Britney Spears' Father Jamie Opposes Her Request to Open Conservatorship Case to the Public
The legal back-and-forth between Britney Spears and her father, Jamie, over her conservatorship continues.
In court documents obtained by PEOPLE on Friday, Jamie, 68, responded to the pop star, 38, and her attorney Samuel D. Ingham III's filing last week which asked the judge to deny his motions to seal parts of the ongoing conservatorship case of her estate. Instead of making proceedings private, Britney and her legal team say they want to make the case "transparent" with her fans.
Jamie, however, argues in the new filing that the public does not need to know everything and says he is wanting to seal some aspects of the case to help his daughter keep parts of her life, her children's lives, her medical details and her "susceptibility to undue influence" private.
"Ms. Spears has a right to privacy that overcomes the public’s right of general access to the conservatorship proceeding," the filing says.
"And given the frequently pernicious use of sensitive and private information of celebrities, Mr. Spears has sought through the years to protect the conservatee — his daughter — from the pain that such free access to the information inevitably would cause her," the filing continues.
Jamie further argues that before Britney can waive her right to privacy regarding her medical information and sensitive personal information "it must be determined that she has the capacity to understand the consequences of her waiver."
Spears' conservatorship was first placed in 2008 with her father being named the permanent conservator of her affairs and attorney Andrew Wallet the permanent co-conservator of her estate. After Jamie stepped down due to health reasons in September 2019, Jodi Montgomery replaced him as Britney's temporary conservator.
Jamie asserts that his motion to seal was filed to also "protect the privacy rights of a third party, specifically the name and address of a third party where [Britney's mother] Lynne Spears has requested that she be served in this proceeding" and "to take the precautionary step to allow" for Montgomery to assert Britney's privacy rights, which she has not done yet.
"To date, Ms. Montgomery has not opposed the Motion to Seal and has not informed Mr. Spears or his counsel that she will oppose it," the filing says. "Despite the fact that the requested sealing is minimal, the Opposition to Mr. Spears’ Motion to Seal fails to distinguish between Ms. Spears’ privacy rights and those of her minor children, whom the Opposition does not mention at all."
RELATED: Britney Spears 'Dreams About the Conservatorship Ending' But It's 'Not Realistic,' Says Source
Jamie makes clear that he has "requested only the minimum amount of confidential information be sealed, consistent with the Court rules and Ms. Spears’ constitutional rights to privacy," and that Ingham "unequivocally supported" the motions to seal in the past.
"Regrettably, the Opposition appears to be a grandstand aimed at engendering a response from persons who have no direct interest in the conservatorship at the cost of Ms. Spears’ statutorily protected right to medical privacy and the privacy of her minor children," Jamie's filing says. "Until this summer, Mr. Ingham never opposed and in fact, on behalf of his client, has almost always supported a motion to seal his client’s private and confidential information. As Ms. Spears’ counsel, he has brought several such motions himself and has made numerous oral motions to close the courtroom."

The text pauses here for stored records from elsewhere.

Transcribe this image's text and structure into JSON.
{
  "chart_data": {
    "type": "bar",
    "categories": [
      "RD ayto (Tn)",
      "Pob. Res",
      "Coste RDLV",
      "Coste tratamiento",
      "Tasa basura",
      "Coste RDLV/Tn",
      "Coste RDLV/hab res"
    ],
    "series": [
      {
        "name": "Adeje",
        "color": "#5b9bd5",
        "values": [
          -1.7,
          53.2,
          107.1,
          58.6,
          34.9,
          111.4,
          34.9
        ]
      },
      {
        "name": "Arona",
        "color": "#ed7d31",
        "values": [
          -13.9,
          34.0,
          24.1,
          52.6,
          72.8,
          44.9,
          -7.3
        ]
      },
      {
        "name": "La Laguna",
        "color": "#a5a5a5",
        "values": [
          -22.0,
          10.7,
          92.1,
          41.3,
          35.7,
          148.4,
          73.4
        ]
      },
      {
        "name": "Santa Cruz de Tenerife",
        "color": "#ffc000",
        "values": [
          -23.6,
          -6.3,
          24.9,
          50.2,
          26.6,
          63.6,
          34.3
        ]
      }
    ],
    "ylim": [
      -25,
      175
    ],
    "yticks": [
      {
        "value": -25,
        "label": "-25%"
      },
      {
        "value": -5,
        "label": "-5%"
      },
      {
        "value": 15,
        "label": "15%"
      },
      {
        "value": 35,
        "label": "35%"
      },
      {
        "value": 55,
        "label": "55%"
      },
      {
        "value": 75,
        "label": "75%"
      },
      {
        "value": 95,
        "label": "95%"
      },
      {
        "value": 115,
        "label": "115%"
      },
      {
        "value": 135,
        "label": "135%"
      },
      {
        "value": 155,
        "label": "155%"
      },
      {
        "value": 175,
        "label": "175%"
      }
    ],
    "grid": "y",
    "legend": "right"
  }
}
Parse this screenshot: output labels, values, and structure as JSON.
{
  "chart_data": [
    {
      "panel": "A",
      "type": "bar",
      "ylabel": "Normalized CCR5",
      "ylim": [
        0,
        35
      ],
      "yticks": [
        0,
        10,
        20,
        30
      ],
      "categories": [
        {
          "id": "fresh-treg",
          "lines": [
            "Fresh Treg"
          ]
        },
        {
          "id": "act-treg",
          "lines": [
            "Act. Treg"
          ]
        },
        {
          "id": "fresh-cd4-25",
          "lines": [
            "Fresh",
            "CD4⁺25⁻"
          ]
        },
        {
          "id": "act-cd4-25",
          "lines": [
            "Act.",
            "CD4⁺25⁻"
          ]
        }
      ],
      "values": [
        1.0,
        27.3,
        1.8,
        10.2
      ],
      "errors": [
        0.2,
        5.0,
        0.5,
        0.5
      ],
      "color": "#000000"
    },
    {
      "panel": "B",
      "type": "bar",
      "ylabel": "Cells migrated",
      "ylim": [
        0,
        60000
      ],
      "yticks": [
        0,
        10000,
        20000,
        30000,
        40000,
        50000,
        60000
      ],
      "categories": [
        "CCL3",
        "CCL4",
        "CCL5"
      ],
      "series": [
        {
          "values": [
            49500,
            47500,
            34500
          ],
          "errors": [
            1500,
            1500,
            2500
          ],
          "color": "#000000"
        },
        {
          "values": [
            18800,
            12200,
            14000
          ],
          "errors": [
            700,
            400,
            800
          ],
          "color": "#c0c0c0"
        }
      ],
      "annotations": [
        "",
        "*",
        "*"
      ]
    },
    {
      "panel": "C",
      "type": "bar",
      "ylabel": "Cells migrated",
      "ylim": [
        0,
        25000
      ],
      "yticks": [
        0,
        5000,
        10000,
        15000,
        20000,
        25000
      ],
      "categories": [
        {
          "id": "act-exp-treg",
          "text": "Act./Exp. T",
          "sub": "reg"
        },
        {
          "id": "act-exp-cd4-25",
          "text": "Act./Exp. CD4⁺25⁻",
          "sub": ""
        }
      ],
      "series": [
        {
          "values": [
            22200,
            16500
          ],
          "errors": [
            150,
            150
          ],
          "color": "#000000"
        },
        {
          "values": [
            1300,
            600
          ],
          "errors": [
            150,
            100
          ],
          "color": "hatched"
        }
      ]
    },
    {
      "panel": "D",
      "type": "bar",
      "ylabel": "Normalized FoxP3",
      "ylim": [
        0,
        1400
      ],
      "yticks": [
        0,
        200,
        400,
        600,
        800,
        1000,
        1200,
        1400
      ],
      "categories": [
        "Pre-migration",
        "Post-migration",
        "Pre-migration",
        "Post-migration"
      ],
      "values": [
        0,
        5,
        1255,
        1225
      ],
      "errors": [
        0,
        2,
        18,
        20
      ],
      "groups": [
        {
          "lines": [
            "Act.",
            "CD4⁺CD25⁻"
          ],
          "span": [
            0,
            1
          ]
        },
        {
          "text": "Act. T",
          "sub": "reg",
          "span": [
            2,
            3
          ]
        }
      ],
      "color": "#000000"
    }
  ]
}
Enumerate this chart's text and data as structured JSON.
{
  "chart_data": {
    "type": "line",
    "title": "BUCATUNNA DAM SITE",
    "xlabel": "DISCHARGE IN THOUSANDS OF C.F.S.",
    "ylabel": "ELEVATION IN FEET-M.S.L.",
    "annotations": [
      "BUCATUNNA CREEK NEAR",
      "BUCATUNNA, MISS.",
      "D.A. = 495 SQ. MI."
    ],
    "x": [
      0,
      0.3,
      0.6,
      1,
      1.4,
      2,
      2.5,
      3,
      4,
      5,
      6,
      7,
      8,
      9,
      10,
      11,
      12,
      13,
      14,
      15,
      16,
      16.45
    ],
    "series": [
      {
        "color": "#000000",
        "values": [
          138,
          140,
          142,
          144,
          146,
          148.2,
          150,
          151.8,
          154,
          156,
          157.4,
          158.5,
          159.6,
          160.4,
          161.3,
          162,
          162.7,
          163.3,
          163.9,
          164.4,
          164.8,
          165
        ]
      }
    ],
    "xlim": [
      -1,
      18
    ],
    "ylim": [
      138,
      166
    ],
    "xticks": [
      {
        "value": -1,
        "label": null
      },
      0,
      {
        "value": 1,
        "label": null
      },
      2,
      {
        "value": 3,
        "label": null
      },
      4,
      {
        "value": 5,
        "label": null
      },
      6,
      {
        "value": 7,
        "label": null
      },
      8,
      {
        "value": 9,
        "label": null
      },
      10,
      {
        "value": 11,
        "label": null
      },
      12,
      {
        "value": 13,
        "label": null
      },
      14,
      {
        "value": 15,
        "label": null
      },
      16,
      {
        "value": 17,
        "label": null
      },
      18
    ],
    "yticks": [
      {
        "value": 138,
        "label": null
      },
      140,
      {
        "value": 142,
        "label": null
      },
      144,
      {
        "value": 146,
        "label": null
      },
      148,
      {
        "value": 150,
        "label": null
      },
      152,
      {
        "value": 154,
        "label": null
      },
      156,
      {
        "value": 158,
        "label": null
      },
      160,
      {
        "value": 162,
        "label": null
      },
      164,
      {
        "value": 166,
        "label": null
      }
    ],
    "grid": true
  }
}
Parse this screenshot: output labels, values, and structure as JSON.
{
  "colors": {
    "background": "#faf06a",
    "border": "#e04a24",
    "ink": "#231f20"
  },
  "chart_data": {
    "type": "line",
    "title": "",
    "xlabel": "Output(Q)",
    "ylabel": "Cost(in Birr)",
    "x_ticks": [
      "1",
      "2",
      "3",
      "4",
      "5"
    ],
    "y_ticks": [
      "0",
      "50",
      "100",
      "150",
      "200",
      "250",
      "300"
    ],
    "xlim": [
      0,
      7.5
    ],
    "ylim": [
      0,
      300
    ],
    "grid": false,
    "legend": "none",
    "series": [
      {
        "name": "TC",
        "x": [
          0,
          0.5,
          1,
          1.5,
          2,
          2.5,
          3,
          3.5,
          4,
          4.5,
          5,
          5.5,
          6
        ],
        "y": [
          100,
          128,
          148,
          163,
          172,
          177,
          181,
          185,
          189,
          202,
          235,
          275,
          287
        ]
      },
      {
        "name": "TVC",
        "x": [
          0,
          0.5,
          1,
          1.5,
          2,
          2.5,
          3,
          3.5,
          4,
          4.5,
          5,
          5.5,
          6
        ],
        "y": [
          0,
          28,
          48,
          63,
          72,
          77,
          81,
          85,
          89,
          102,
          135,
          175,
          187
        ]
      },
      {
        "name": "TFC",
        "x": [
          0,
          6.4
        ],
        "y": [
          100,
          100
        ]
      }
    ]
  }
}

Elsewhere in the filing, Jamie responds to the separate court documents Ingham filed last week saying that Britney wants a "voluntary" conservatorship in which she can "exercise her right to nominate a conservator of the estate." (Britney suggested wealth management and investment advisory firm, Bessemer Trust Company of California, N.A., to be her conservator and previously said in court documents that she is "strongly opposed" to having her father return as sole conservator.)
"As the Opposition states, this is a voluntary conservatorship, and Ms. Spears can apply to the Court at any time she wishes to terminate the conservatorship of either the person or the estate, or both," Jamie's filing says. "To date, she has not done so."
Jamie concludes by asking the court to seal the conservatorship case as it discloses and relates to Britney's "constitutionally, statutorily and otherwise protected health information, personal information regarding Ms. Spears and her minor children, as well as trade secrets and proprietary information, and the privacy of unrelated third parties."
His filing comes after Britney's lawyer declared the singer wants to be open about the details of her conservatorship and those aspects of her which are not in the public's best interest to know are already sufficiently protected.
"Britney strongly believes it is consistent not only with her personal best interests but also with good public policy generally that the decision to appoint a new conservator of her estate be made in as open and transparent a manner as possible," Ingham's opposition filing said. "[Jamie's motion] is supposedly being brought by her father to 'protect' Britney's interests, but she is adamantly opposed to it."
Additionally, Britney and her attorney argued that confidential financial information in the case is "already protected" and "there are no medical issues at all in a conservatorship of the estate, nor are her children [sons Jayden, 13, and Preston, 14] involved in any way."
A hearing for Spears' voluntary conservatorship request is scheduled for Nov. 10.